Bernard Nomberg brought to light a story out of Miami Beach, FL, where a police officer’s workers’ comp claim was denied despite an 11-week hospitalization with COVID. “Ben, is there a presumption in Georgia, for first responders or any of those front-line workers, that if they come down with COVID and need medical care that comp is going to automatically kick in, or is there not that presumption?” Ben replied with, “there is not that presumption yet; if you would like to help me pass a law, that would be absolutely fantastic.” Ben continued by saying that his firm is currently litigating a number of cases similar to the Florida case. “We actually have a client – it’s tragic – [she’s] the wife [with] eight children of a police officer who passed away from COVID in July of 2020 and the county is denying the case. He was one of the people who was required to continue to work. It’s a tragic situation and we’re desperately trying to change the law here, but up to now we’ve gotten tremendous pushback from the legislature.”
“Unfortunately… like we do with all of these COVID-related cases, we’re not at the end of these COVID stories,” said Nomberg. “[There are law firms] with hundreds of denied first-responder claims, and until the law changes in our respective states, they’re just going to be complete uphill battles. But hopefully one day somebody can find something to help these folks.”

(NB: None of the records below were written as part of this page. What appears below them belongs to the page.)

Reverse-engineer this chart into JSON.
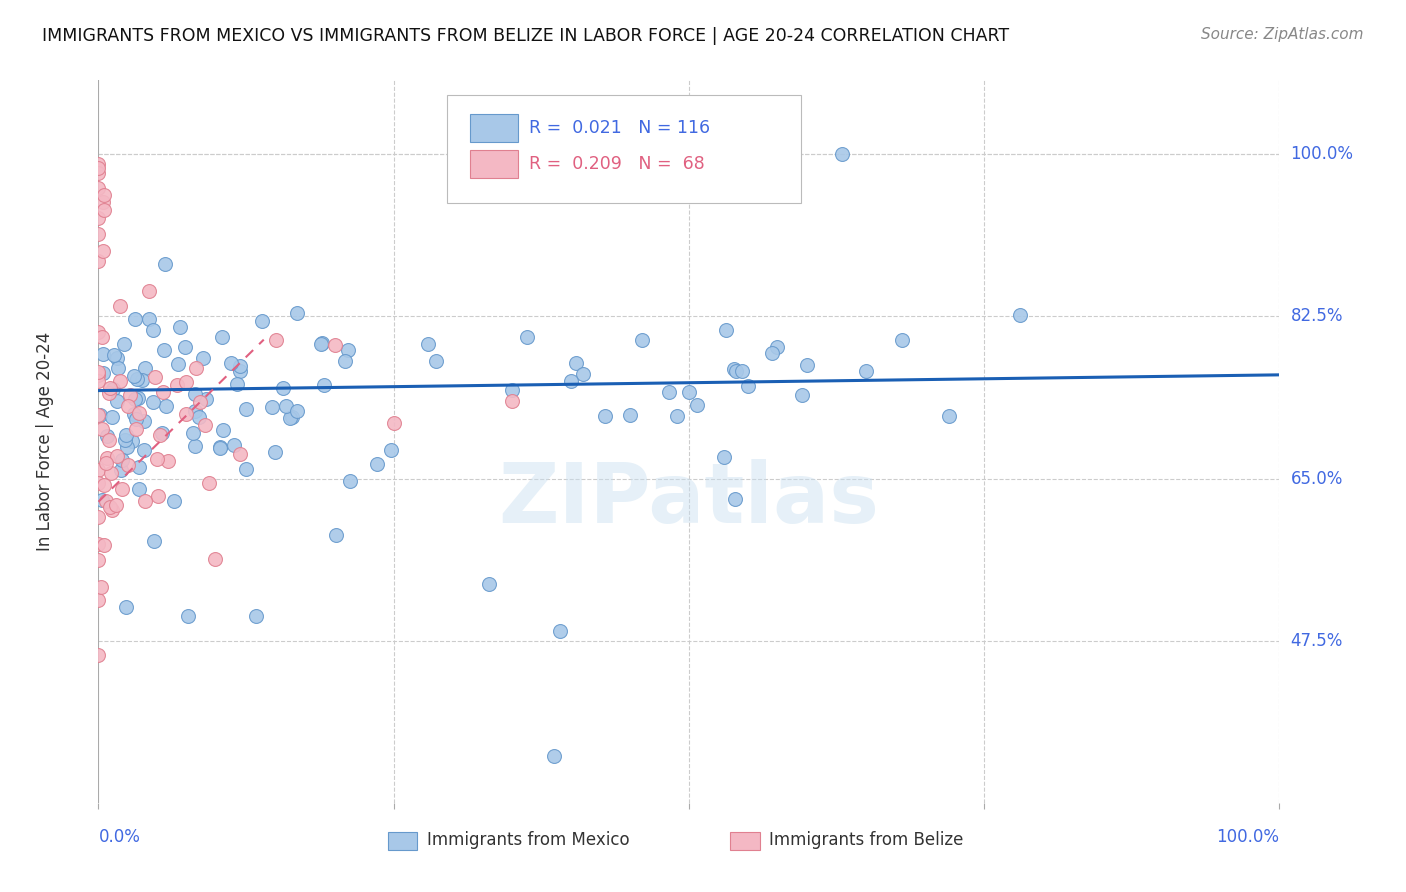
{
  "title": "IMMIGRANTS FROM MEXICO VS IMMIGRANTS FROM BELIZE IN LABOR FORCE | AGE 20-24 CORRELATION CHART",
  "source": "Source: ZipAtlas.com",
  "ylabel": "In Labor Force | Age 20-24",
  "ytick_labels": [
    "100.0%",
    "82.5%",
    "65.0%",
    "47.5%"
  ],
  "ytick_values": [
    1.0,
    0.825,
    0.65,
    0.475
  ],
  "xlim": [
    0.0,
    1.0
  ],
  "ylim": [
    0.3,
    1.08
  ],
  "mexico_color": "#a8c8e8",
  "mexico_edge": "#6699cc",
  "belize_color": "#f4b8c4",
  "belize_edge": "#e08090",
  "trendline_mexico_color": "#1a5fb4",
  "trendline_belize_color": "#e06080",
  "watermark": "ZIPatlas",
  "legend_R_mexico": "0.021",
  "legend_N_mexico": "116",
  "legend_R_belize": "0.209",
  "legend_N_belize": "68",
  "background_color": "#ffffff",
  "grid_color": "#cccccc",
  "axis_color": "#4169E1",
  "text_color": "#333333",
  "title_color": "#111111"
}
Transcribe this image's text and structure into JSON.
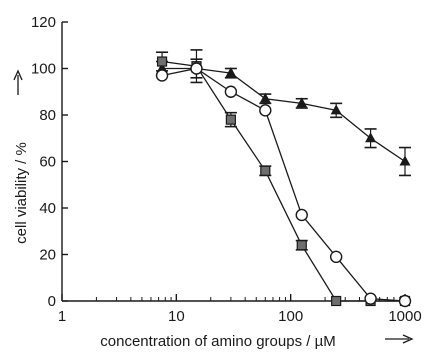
{
  "chart_data": {
    "type": "line",
    "x_scale": "log",
    "xlim": [
      1,
      1000
    ],
    "ylim": [
      0,
      120
    ],
    "x_ticks": [
      1,
      10,
      100,
      1000
    ],
    "x_tick_labels": [
      "1",
      "10",
      "100",
      "1000"
    ],
    "y_ticks": [
      0,
      20,
      40,
      60,
      80,
      100,
      120
    ],
    "y_tick_labels": [
      "0",
      "20",
      "40",
      "60",
      "80",
      "100",
      "120"
    ],
    "xlabel": "concentration of amino groups / µM",
    "ylabel": "cell viability / %",
    "grid": false,
    "series": [
      {
        "marker": "triangle",
        "x": [
          7.5,
          15,
          30,
          60,
          125,
          250,
          500,
          1000
        ],
        "y": [
          100,
          100,
          98,
          87,
          85,
          82,
          70,
          60
        ],
        "err": [
          3,
          4,
          2,
          2,
          2,
          3,
          4,
          6
        ]
      },
      {
        "marker": "square",
        "x": [
          7.5,
          15,
          30,
          60,
          125,
          250,
          500,
          1000
        ],
        "y": [
          103,
          101,
          78,
          56,
          24,
          0,
          0,
          0
        ],
        "err": [
          4,
          7,
          3,
          2,
          2,
          0,
          0,
          0
        ]
      },
      {
        "marker": "circle",
        "x": [
          7.5,
          15,
          30,
          60,
          125,
          250,
          500,
          1000
        ],
        "y": [
          97,
          100,
          90,
          82,
          37,
          19,
          1,
          0
        ],
        "err": [
          0,
          0,
          0,
          0,
          0,
          0,
          0,
          0
        ]
      }
    ]
  }
}
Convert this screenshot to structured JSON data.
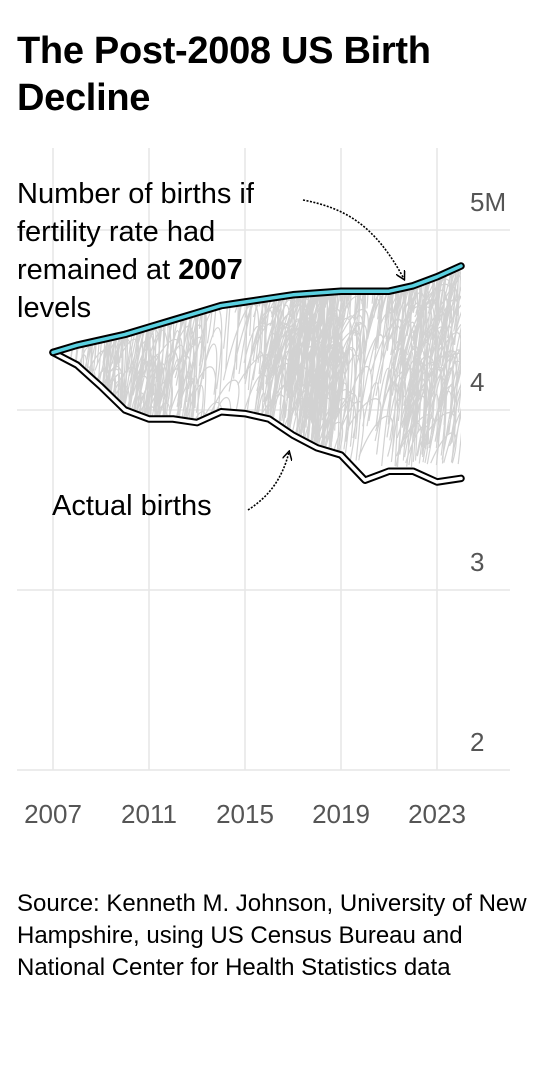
{
  "title": "The Post-2008 US Birth Decline",
  "source": "Source: Kenneth M. Johnson, University of New Hampshire, using US Census Bureau and National Center for Health Statistics data",
  "annotations": {
    "projected_text_lines": [
      "Number of births if",
      "fertility rate had"
    ],
    "projected_line3_prefix": "remained at ",
    "projected_line3_bold": "2007",
    "projected_line4": "levels",
    "actual": "Actual births"
  },
  "colors": {
    "projected": "#5ad0e0",
    "outline": "#000000",
    "grid": "#e6e6e6",
    "gap_scribble": "#d2d2d2",
    "axis_text": "#555555"
  },
  "chart_data": {
    "type": "line",
    "xlim": [
      2007,
      2023.4
    ],
    "ylim": [
      2,
      5.2
    ],
    "x_ticks": [
      2007,
      2011,
      2015,
      2019,
      2023
    ],
    "x_tick_labels": [
      "2007",
      "2011",
      "2015",
      "2019",
      "2023"
    ],
    "y_ticks": [
      2,
      3,
      4,
      5
    ],
    "y_tick_labels": [
      "2",
      "3",
      "4",
      "5M"
    ],
    "grid": true,
    "series": [
      {
        "key": "projected",
        "x": [
          2007,
          2008,
          2009,
          2010,
          2011,
          2012,
          2013,
          2014,
          2015,
          2016,
          2017,
          2018,
          2019,
          2020,
          2021,
          2022,
          2023,
          2024
        ],
        "values": [
          4.32,
          4.36,
          4.39,
          4.42,
          4.46,
          4.5,
          4.54,
          4.58,
          4.6,
          4.62,
          4.64,
          4.65,
          4.66,
          4.66,
          4.66,
          4.69,
          4.74,
          4.8
        ]
      },
      {
        "key": "actual",
        "x": [
          2007,
          2008,
          2009,
          2010,
          2011,
          2012,
          2013,
          2014,
          2015,
          2016,
          2017,
          2018,
          2019,
          2020,
          2021,
          2022,
          2023,
          2024
        ],
        "values": [
          4.32,
          4.25,
          4.13,
          4.0,
          3.95,
          3.95,
          3.93,
          3.99,
          3.98,
          3.95,
          3.86,
          3.79,
          3.75,
          3.61,
          3.66,
          3.66,
          3.6,
          3.62
        ]
      }
    ]
  }
}
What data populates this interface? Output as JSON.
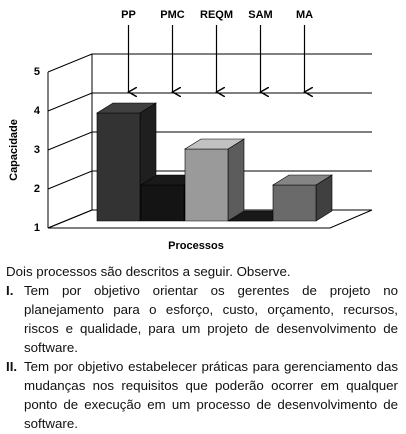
{
  "chart_data": {
    "type": "bar3d",
    "ylabel": "Capacidade",
    "xlabel": "Processos",
    "categories": [
      "PP",
      "PMC",
      "REQM",
      "SAM",
      "MA"
    ],
    "values": [
      4,
      2,
      3,
      1,
      2
    ],
    "colors": [
      "#333333",
      "#141414",
      "#9a9a9a",
      "#141414",
      "#6a6a6a"
    ],
    "ylim": [
      1,
      5
    ],
    "yticks": [
      1,
      2,
      3,
      4,
      5
    ],
    "grid": true
  },
  "question": {
    "intro": "Dois processos são descritos a seguir. Observe.",
    "items": [
      {
        "marker": "I.",
        "text": "Tem por objetivo orientar os gerentes de projeto no planejamento para o esforço, custo, orçamento, recursos, riscos e qualidade, para um projeto de desenvolvimento de software."
      },
      {
        "marker": "II.",
        "text": "Tem por objetivo estabelecer práticas para gerenciamento das mudanças nos requisitos que poderão ocorrer em qualquer ponto de execução em um processo de desenvolvimento de software."
      }
    ]
  }
}
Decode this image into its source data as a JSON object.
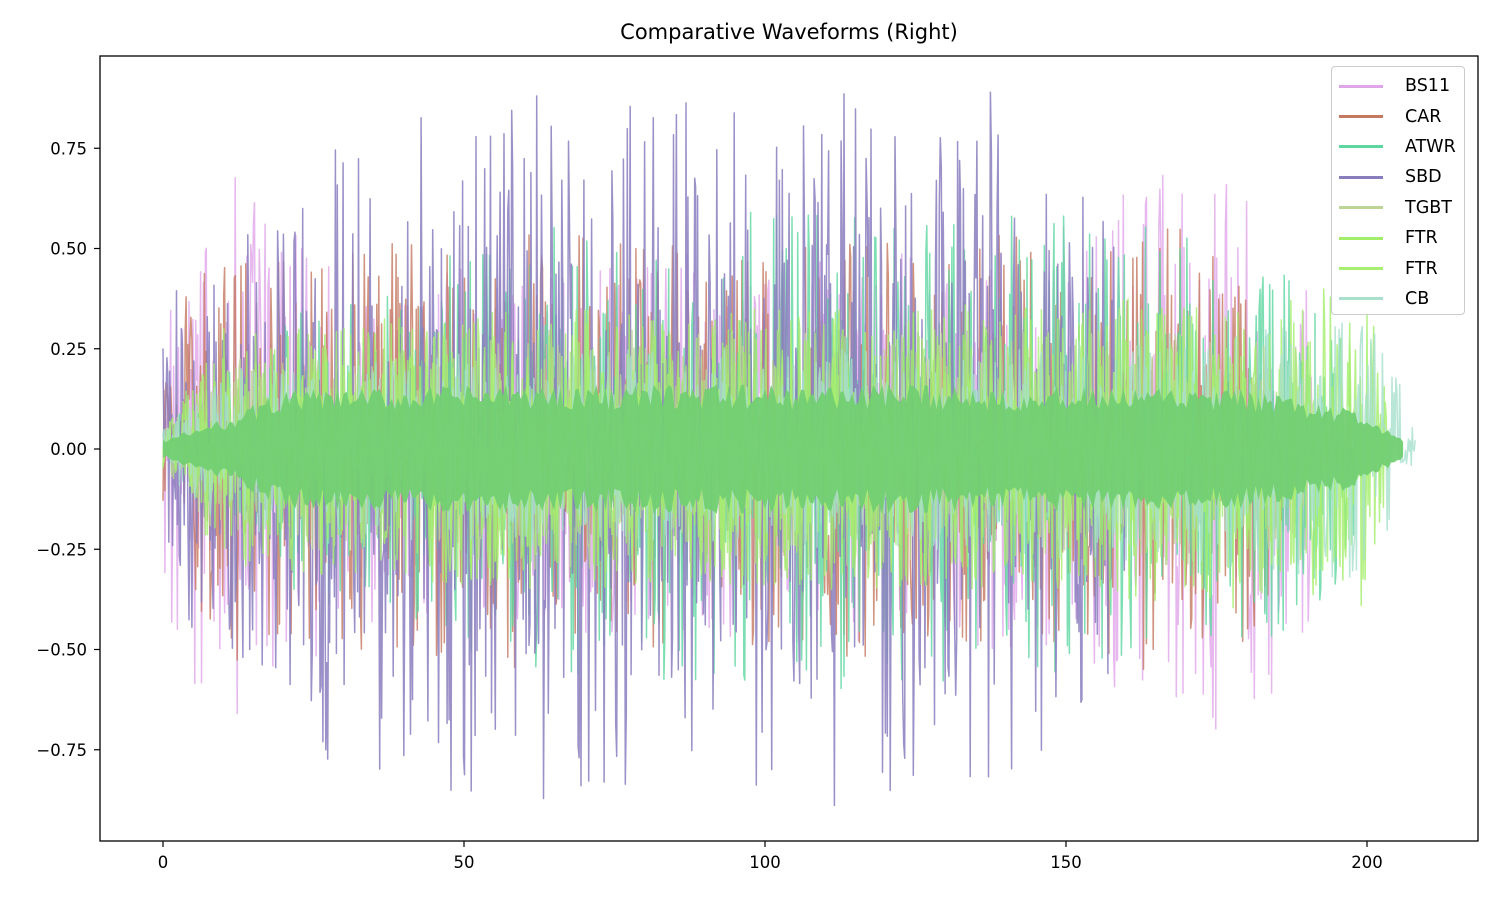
{
  "title": "Comparative Waveforms (Right)",
  "axes": {
    "x_ticks": [
      {
        "value": 0,
        "label": "0"
      },
      {
        "value": 50,
        "label": "50"
      },
      {
        "value": 100,
        "label": "100"
      },
      {
        "value": 150,
        "label": "150"
      },
      {
        "value": 200,
        "label": "200"
      }
    ],
    "y_ticks": [
      {
        "value": 0.75,
        "label": "0.75"
      },
      {
        "value": 0.5,
        "label": "0.50"
      },
      {
        "value": 0.25,
        "label": "0.25"
      },
      {
        "value": 0.0,
        "label": "0.00"
      },
      {
        "value": -0.25,
        "label": "−0.25"
      },
      {
        "value": -0.5,
        "label": "−0.50"
      },
      {
        "value": -0.75,
        "label": "−0.75"
      }
    ]
  },
  "legend": [
    {
      "label": "BS11",
      "color": "#e0a6ea"
    },
    {
      "label": "CAR",
      "color": "#c47860"
    },
    {
      "label": "ATWR",
      "color": "#5ed6a0"
    },
    {
      "label": "SBD",
      "color": "#8a7dbd"
    },
    {
      "label": "TGBT",
      "color": "#bcd494"
    },
    {
      "label": "FTR",
      "color": "#a2ee6a"
    },
    {
      "label": "FTR",
      "color": "#a6ef70"
    },
    {
      "label": "CB",
      "color": "#a8e0cc"
    }
  ],
  "chart_data": {
    "type": "line",
    "title": "Comparative Waveforms (Right)",
    "xlabel": "",
    "ylabel": "",
    "xlim": [
      -10.4,
      218.6
    ],
    "ylim": [
      -0.98,
      0.98
    ],
    "grid": false,
    "legend_position": "upper right",
    "x_tick_labels": [
      "0",
      "50",
      "100",
      "150",
      "200"
    ],
    "y_tick_labels": [
      "0.75",
      "0.50",
      "0.25",
      "0.00",
      "−0.25",
      "−0.50",
      "−0.75"
    ],
    "series": [
      {
        "name": "BS11",
        "color": "#e0a6ea",
        "alpha": 0.8,
        "x_end": 191,
        "envelope_x": [
          0,
          5,
          12,
          30,
          60,
          100,
          140,
          170,
          185,
          191
        ],
        "envelope_peak": [
          0.4,
          0.6,
          0.73,
          0.45,
          0.45,
          0.5,
          0.5,
          0.74,
          0.62,
          0.45
        ]
      },
      {
        "name": "CAR",
        "color": "#c47860",
        "alpha": 0.8,
        "x_end": 186,
        "envelope_x": [
          0,
          5,
          12,
          30,
          60,
          100,
          140,
          170,
          180,
          186
        ],
        "envelope_peak": [
          0.25,
          0.45,
          0.53,
          0.5,
          0.55,
          0.5,
          0.55,
          0.55,
          0.55,
          0.4
        ]
      },
      {
        "name": "ATWR",
        "color": "#5ed6a0",
        "alpha": 0.8,
        "x_end": 198,
        "envelope_x": [
          0,
          10,
          20,
          60,
          100,
          140,
          165,
          185,
          198
        ],
        "envelope_peak": [
          0.05,
          0.2,
          0.35,
          0.55,
          0.6,
          0.6,
          0.55,
          0.5,
          0.3
        ]
      },
      {
        "name": "SBD",
        "color": "#8a7dbd",
        "alpha": 0.85,
        "x_end": 160,
        "envelope_x": [
          0,
          10,
          30,
          45,
          55,
          78,
          87,
          105,
          110,
          139,
          150,
          160
        ],
        "envelope_peak": [
          0.35,
          0.6,
          0.8,
          0.85,
          0.88,
          0.89,
          0.89,
          0.89,
          0.89,
          0.89,
          0.7,
          0.5
        ]
      },
      {
        "name": "TGBT",
        "color": "#bcd494",
        "alpha": 0.8,
        "x_end": 197,
        "envelope_x": [
          0,
          10,
          60,
          120,
          180,
          197
        ],
        "envelope_peak": [
          0.05,
          0.25,
          0.3,
          0.3,
          0.3,
          0.1
        ]
      },
      {
        "name": "FTR",
        "color": "#a2ee6a",
        "alpha": 0.8,
        "x_end": 203,
        "envelope_x": [
          0,
          10,
          60,
          120,
          180,
          200,
          203
        ],
        "envelope_peak": [
          0.05,
          0.3,
          0.35,
          0.35,
          0.4,
          0.4,
          0.15
        ]
      },
      {
        "name": "FTR",
        "color": "#a6ef70",
        "alpha": 0.8,
        "x_end": 204,
        "envelope_x": [
          0,
          10,
          60,
          120,
          180,
          200,
          204
        ],
        "envelope_peak": [
          0.05,
          0.3,
          0.35,
          0.35,
          0.35,
          0.3,
          0.1
        ]
      },
      {
        "name": "CB",
        "color": "#a8e0cc",
        "alpha": 0.8,
        "x_end": 208,
        "envelope_x": [
          0,
          10,
          60,
          120,
          180,
          200,
          205,
          208
        ],
        "envelope_peak": [
          0.05,
          0.2,
          0.25,
          0.25,
          0.3,
          0.35,
          0.2,
          0.03
        ]
      }
    ],
    "core_band": {
      "color": "#72cf72",
      "envelope_x": [
        0,
        10,
        20,
        60,
        120,
        180,
        198,
        206
      ],
      "envelope_peak": [
        0.02,
        0.06,
        0.12,
        0.13,
        0.13,
        0.12,
        0.08,
        0.02
      ]
    }
  }
}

“You hope the hospital gets involved as well because they don’t want to be stuck…here’s the dilemma for this individual,” explained Gerber. “I am sure that he has health insurance benefits through his police force. But the health insurance is going to deny this thing, [saying] it’s a workers’ comp claim. That’s just pass the buck, and workers’ comp is going to deny it, so there’s going to be all these medical bills outstanding and everyone’s pointing the fingers at each other. I’m really curious if that’s going to be the tipping point – hospitals with millions of dollars in outstanding bills and they’re going to be the ones to push the legislature to do something.”